Mostly it’s going to be a lot of rock and guitar-oriented songs, so if that’s not something that you tend to listen to, then you might not find much interesting here. I’ll have dance songs, pop songs, hip-hop, emo, electronic, and folk, and probably some other things I’m not sure I can categorize. But ultimately I appreciate guitars, riffs, solos, great songwriting, hooks, and maybe some fist-pumping and whoa-whoas. If that sounds like your thing, you’re very much in the right place.
About Those Rules You Mentioned…
So I wanted to give this a bit of structure, which is similar to how I built that playlist I mentioned. I have three fundamental rules—though I may tweak and maybe even outright break them as I go along—but this gives me a place to start from as I write.
This is not a ranking. I’ll save the rankings for the music sites and others who write about music for a living. Don’t get me wrong, I love a ranked list, and I could probably tell you my top 10-20 in some kind of order. But when I’m thinking about these songs, I don’t tend to compare them to each other in that way. This is a deeply personal, subjective selection of music I love.
Only 1 song per album.

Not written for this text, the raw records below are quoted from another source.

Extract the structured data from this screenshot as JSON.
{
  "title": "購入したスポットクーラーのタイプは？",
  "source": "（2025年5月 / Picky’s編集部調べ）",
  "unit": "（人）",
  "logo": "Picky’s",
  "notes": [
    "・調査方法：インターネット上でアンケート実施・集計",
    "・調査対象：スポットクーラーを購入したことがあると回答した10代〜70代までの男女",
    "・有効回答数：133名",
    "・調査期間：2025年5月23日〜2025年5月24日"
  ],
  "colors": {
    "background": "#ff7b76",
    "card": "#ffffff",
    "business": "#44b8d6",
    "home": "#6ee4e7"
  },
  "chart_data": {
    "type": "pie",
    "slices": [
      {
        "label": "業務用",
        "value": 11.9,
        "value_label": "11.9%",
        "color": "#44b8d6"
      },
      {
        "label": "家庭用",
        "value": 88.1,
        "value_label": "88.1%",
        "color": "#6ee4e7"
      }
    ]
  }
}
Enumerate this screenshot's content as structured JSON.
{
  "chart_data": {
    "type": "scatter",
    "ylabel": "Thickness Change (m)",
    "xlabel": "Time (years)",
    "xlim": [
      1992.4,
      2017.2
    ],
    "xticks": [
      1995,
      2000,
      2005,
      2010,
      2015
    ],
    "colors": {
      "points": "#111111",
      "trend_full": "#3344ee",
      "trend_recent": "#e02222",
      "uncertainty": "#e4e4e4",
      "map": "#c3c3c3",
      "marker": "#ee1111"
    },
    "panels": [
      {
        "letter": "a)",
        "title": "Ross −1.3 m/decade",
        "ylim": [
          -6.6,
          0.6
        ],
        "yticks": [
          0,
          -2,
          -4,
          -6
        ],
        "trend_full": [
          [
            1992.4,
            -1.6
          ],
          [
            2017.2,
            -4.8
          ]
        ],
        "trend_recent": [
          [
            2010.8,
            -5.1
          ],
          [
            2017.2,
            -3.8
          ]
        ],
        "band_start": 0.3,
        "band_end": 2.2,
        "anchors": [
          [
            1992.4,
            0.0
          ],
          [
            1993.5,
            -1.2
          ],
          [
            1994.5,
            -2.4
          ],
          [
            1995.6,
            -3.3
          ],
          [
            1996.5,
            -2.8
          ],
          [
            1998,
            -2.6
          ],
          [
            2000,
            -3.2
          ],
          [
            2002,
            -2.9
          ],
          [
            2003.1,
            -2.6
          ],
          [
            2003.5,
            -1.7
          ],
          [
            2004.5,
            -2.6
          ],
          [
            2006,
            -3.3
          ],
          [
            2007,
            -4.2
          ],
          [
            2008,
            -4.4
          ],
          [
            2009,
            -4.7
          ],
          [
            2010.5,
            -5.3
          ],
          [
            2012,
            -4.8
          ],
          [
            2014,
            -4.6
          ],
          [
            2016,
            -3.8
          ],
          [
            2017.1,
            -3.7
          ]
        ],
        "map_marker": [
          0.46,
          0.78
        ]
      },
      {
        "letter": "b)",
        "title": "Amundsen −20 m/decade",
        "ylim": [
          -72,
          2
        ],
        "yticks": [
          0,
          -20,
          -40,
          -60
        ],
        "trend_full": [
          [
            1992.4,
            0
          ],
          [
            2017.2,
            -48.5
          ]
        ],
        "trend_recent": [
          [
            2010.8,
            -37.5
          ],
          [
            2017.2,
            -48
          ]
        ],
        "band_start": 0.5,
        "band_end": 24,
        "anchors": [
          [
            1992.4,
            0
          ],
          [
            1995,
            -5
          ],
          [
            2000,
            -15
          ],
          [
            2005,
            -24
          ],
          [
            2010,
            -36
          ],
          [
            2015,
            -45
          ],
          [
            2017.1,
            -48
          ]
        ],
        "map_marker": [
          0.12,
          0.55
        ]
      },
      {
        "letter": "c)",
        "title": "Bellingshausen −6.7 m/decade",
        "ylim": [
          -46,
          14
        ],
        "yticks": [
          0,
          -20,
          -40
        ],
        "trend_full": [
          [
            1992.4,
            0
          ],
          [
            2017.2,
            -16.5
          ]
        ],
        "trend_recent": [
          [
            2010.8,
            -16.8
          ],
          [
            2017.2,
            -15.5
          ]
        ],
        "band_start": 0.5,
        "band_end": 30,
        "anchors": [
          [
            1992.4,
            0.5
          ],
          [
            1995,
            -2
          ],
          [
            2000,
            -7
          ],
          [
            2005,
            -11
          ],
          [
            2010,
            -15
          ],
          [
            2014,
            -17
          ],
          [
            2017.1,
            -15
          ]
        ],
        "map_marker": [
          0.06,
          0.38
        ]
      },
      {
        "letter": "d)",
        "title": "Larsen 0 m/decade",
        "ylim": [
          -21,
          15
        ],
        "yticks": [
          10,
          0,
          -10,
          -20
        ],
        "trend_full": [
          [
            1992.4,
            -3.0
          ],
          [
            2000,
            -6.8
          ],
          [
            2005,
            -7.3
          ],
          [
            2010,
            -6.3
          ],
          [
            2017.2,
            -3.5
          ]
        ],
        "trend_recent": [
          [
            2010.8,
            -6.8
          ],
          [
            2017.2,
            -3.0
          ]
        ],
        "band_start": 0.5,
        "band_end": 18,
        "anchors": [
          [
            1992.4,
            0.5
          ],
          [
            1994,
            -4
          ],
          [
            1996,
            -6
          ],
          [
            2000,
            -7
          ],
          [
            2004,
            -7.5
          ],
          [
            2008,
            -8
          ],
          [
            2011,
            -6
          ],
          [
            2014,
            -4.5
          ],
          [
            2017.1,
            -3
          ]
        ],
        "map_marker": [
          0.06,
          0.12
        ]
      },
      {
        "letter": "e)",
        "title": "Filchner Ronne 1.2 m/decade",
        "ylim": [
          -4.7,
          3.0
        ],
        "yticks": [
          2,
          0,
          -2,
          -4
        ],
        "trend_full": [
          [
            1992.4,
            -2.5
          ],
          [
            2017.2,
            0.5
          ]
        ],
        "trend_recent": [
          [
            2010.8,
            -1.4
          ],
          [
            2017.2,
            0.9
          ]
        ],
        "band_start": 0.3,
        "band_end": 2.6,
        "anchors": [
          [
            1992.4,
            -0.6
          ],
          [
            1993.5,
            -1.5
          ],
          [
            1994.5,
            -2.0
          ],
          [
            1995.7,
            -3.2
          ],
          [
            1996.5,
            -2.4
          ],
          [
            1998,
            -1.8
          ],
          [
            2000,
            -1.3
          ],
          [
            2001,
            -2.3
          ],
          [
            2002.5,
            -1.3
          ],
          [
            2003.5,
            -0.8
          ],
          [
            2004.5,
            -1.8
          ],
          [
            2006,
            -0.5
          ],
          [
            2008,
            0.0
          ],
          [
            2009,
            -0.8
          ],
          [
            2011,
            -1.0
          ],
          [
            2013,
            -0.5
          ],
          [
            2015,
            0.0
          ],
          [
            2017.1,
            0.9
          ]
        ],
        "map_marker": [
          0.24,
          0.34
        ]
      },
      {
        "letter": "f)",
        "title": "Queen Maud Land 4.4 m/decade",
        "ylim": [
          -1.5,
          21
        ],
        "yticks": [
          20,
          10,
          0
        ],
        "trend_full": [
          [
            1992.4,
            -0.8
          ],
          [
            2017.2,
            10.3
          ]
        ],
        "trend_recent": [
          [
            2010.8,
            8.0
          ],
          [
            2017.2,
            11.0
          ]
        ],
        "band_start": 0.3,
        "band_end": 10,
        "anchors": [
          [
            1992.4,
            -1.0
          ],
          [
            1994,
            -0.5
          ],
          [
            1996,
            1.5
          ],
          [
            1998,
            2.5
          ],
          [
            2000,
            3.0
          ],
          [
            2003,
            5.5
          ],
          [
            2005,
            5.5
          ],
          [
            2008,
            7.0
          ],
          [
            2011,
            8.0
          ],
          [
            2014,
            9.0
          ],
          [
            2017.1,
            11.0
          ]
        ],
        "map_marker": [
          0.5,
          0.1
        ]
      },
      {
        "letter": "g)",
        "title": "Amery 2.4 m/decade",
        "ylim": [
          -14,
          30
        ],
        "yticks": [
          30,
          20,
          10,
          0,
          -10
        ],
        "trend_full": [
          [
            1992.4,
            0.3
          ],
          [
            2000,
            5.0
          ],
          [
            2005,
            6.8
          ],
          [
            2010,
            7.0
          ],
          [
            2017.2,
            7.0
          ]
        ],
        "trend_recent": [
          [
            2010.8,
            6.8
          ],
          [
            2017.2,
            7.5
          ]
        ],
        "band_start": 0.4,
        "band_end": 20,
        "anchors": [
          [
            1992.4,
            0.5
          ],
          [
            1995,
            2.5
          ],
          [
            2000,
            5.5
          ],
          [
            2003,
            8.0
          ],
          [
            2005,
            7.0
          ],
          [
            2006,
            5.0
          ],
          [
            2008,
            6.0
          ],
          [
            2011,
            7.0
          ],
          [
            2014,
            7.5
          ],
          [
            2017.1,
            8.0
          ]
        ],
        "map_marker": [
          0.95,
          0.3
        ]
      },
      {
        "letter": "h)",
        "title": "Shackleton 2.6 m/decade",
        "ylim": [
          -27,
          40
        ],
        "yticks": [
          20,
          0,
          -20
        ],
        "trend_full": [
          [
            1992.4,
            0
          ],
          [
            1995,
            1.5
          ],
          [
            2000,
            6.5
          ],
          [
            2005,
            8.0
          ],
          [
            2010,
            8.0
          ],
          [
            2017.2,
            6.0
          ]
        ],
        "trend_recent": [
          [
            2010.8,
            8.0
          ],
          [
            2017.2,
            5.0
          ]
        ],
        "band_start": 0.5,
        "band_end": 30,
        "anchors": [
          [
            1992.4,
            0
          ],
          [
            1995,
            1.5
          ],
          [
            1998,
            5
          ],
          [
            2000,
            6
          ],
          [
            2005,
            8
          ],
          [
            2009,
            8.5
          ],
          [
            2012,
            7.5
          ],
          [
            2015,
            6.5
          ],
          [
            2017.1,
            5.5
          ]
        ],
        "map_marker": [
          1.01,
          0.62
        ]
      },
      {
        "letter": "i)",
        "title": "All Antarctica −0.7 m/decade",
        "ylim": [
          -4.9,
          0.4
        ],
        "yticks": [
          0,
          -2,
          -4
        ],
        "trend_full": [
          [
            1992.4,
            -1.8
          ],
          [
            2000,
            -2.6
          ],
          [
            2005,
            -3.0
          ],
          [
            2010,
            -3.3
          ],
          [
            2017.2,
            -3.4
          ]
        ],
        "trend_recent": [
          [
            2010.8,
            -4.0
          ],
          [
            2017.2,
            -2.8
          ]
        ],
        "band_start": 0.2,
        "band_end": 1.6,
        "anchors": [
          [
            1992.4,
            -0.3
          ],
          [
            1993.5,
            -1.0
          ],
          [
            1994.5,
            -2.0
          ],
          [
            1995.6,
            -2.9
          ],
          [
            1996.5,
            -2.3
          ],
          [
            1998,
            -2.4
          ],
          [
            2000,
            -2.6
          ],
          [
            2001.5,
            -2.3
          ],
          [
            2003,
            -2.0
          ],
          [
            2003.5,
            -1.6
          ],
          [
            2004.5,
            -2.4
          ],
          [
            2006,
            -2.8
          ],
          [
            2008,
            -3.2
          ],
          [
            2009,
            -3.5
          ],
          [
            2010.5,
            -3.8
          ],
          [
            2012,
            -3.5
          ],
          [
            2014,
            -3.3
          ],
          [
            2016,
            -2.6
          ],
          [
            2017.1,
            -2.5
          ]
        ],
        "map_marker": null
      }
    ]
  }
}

This can be extremely difficult and limiting, especially for my favorite albums. But choosing a single song from an album that might otherwise have multiple favorites helps me focus on what I truly love about a song.
Only 3 songs per artist. This sounds like I rule I might break the most, especially where my personal favorites are concerned. But the way music is recorded these days, for better or worse, a lot of artists go years between albums, so they may only have released 4-5 in the last 25 years anyway. The War on Drugs, to name a band that, yes, will be featured in here multiple times, have five albums to date since their 2008 debut. So, while choosing only three favorites to write about sounds impossible at this point, there is so much other music I want to get to that by the time I’m thinking about a fourth one, well, I’ll be impressed that I’m still keeping up with this.
And that’s about it. I’ll share a version of that playlist as I go along, especially as it grows. I’ll probably write about some songs you hate. I probably won’t write about songs you love, and I’ll almost certainly write about the “wrong” song from that album. We might have little to no overlap with our personal lists of 21st Century Songs. That’s what makes this so special, and that’s why I’m excited to share mine.